Thanks! That's good to know about shea and avocado.


----------



## lenarenee (Jan 20, 2014)

Nevada,

Can you tell us what the source of your information is?  I'd like to read more.  This phrase particularly:  "Vitamins, and/or phytonutrients are saponified, or decomposed by the body" interests me. Does this pertain only to the saponification process, or does this mean that all those expensive oils that have become so popular (argan, rose seed, buckhorn) for slathering on the face, are a waste of money as it would seem the body either can't absorb them, or they are destroyed.

Thanks!


----------



## Happysoap (Jan 20, 2014)

Boyago and Nevada, those are the types of answers I was looking for.
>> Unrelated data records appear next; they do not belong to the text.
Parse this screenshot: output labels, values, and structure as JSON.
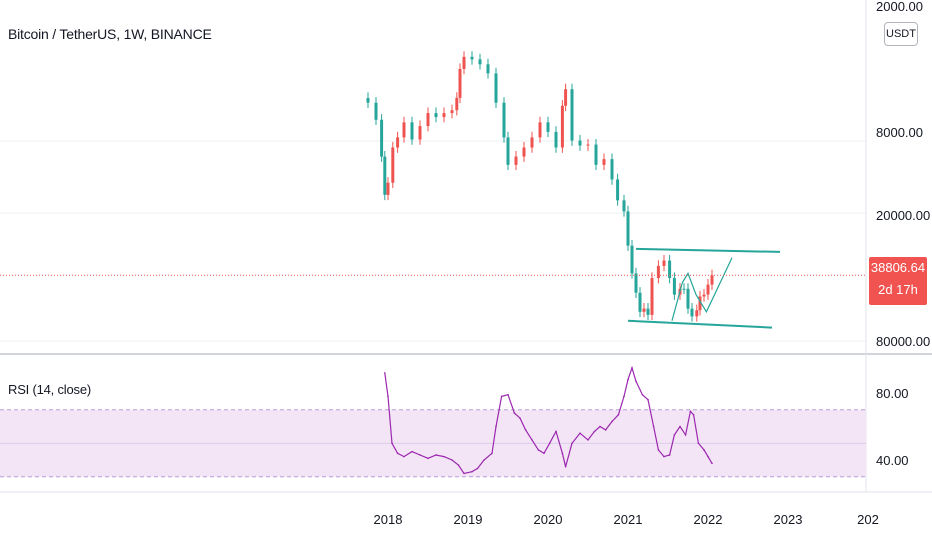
{
  "header": {
    "symbol_title": "Bitcoin / TetherUS, 1W, BINANCE",
    "currency_button": "USDT"
  },
  "indicator": {
    "label": "RSI (14, close)"
  },
  "last_price": {
    "value": "38806.64",
    "countdown": "2d 17h"
  },
  "colors": {
    "up_candle": "#26a69a",
    "down_candle": "#ef5350",
    "rsi_line": "#9c27b0",
    "rsi_band_fill": "#f3e5f5",
    "channel_line": "#26a69a",
    "last_price_line": "#f05350",
    "grid": "#e0e3eb"
  },
  "chart_data": [
    {
      "type": "candlestick",
      "title": "Bitcoin / TetherUS, 1W, BINANCE",
      "scale": "log, inverted price axis",
      "y_tick_labels": [
        "2000.00",
        "8000.00",
        "20000.00",
        "80000.00"
      ],
      "x_tick_labels": [
        "2018",
        "2019",
        "2020",
        "2021",
        "2022",
        "2023",
        "202"
      ],
      "last_price": 38806.64,
      "series": [
        {
          "name": "close",
          "x": [
            2017.75,
            2017.85,
            2017.92,
            2017.96,
            2018.0,
            2018.06,
            2018.12,
            2018.2,
            2018.3,
            2018.4,
            2018.5,
            2018.6,
            2018.7,
            2018.8,
            2018.86,
            2018.9,
            2018.95,
            2019.05,
            2019.15,
            2019.25,
            2019.35,
            2019.45,
            2019.5,
            2019.6,
            2019.7,
            2019.8,
            2019.9,
            2020.0,
            2020.1,
            2020.18,
            2020.22,
            2020.3,
            2020.4,
            2020.5,
            2020.6,
            2020.7,
            2020.8,
            2020.87,
            2020.95,
            2021.0,
            2021.05,
            2021.1,
            2021.15,
            2021.2,
            2021.25,
            2021.3,
            2021.38,
            2021.45,
            2021.52,
            2021.58,
            2021.65,
            2021.7,
            2021.75,
            2021.8,
            2021.86,
            2021.9,
            2021.95,
            2022.0,
            2022.05
          ],
          "values": [
            5800,
            7000,
            10500,
            16000,
            14000,
            9500,
            8500,
            7200,
            8700,
            7500,
            6500,
            6800,
            6500,
            6300,
            5500,
            4000,
            3500,
            3600,
            3800,
            4200,
            5800,
            8500,
            11500,
            10500,
            9500,
            8500,
            7200,
            8000,
            9500,
            6000,
            5000,
            8800,
            9300,
            9200,
            11500,
            10800,
            13500,
            17000,
            19200,
            28000,
            38000,
            47000,
            58000,
            56000,
            60000,
            40000,
            35000,
            33000,
            40000,
            48000,
            45000,
            45000,
            56000,
            61000,
            57000,
            49000,
            48000,
            43000,
            38806.64
          ]
        }
      ],
      "annotations": [
        {
          "type": "channel",
          "upper": [
            [
              2021.0,
              64000
            ],
            [
              2022.8,
              69000
            ]
          ],
          "lower": [
            [
              2021.1,
              29000
            ],
            [
              2022.9,
              30000
            ]
          ]
        },
        {
          "type": "polyline",
          "points": [
            [
              2021.55,
              64000
            ],
            [
              2021.68,
              42000
            ],
            [
              2021.75,
              38000
            ],
            [
              2021.85,
              48000
            ],
            [
              2021.98,
              58000
            ],
            [
              2022.3,
              32000
            ]
          ]
        }
      ]
    },
    {
      "type": "line",
      "title": "RSI (14, close)",
      "y_tick_labels": [
        "80.00",
        "40.00"
      ],
      "bands": [
        30,
        70
      ],
      "series": [
        {
          "name": "RSI",
          "x": [
            2017.96,
            2018.0,
            2018.05,
            2018.12,
            2018.2,
            2018.3,
            2018.4,
            2018.5,
            2018.6,
            2018.7,
            2018.8,
            2018.88,
            2018.95,
            2019.05,
            2019.12,
            2019.2,
            2019.3,
            2019.35,
            2019.42,
            2019.5,
            2019.58,
            2019.65,
            2019.72,
            2019.8,
            2019.88,
            2019.95,
            2020.02,
            2020.1,
            2020.18,
            2020.22,
            2020.3,
            2020.4,
            2020.5,
            2020.58,
            2020.65,
            2020.72,
            2020.8,
            2020.88,
            2020.95,
            2021.0,
            2021.05,
            2021.1,
            2021.18,
            2021.25,
            2021.32,
            2021.38,
            2021.45,
            2021.52,
            2021.58,
            2021.65,
            2021.72,
            2021.78,
            2021.82,
            2021.88,
            2021.95,
            2022.0,
            2022.05
          ],
          "values": [
            92,
            78,
            50,
            44,
            42,
            45,
            43,
            41,
            43,
            42,
            40,
            37,
            32,
            33,
            35,
            40,
            44,
            60,
            78,
            79,
            68,
            65,
            58,
            52,
            46,
            44,
            50,
            57,
            44,
            36,
            50,
            56,
            52,
            57,
            60,
            58,
            63,
            67,
            78,
            88,
            95,
            87,
            79,
            76,
            60,
            46,
            42,
            43,
            55,
            60,
            55,
            69,
            67,
            50,
            46,
            42,
            38
          ]
        }
      ]
    }
  ]
}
I never quite understood why some oils are moisturizing is soap and others not eg. what is it that makes olive oil moisturizing and coconut oil not. The info that SoapCalc provides is not always 100% accurate representation to what your soap will be. Your answers give me some clarifications. Thanx


----------



## Lin (Jan 20, 2014)

What makes some oils moisturizing and the others not (eg olive vs coconut) is the fatty acid profile. Coconuts fatty acid profile lends to a highly cleansing, bubbling soap. Olive's lends to a gentle lotion like lather that does not remove a lot of the skin oils.


----------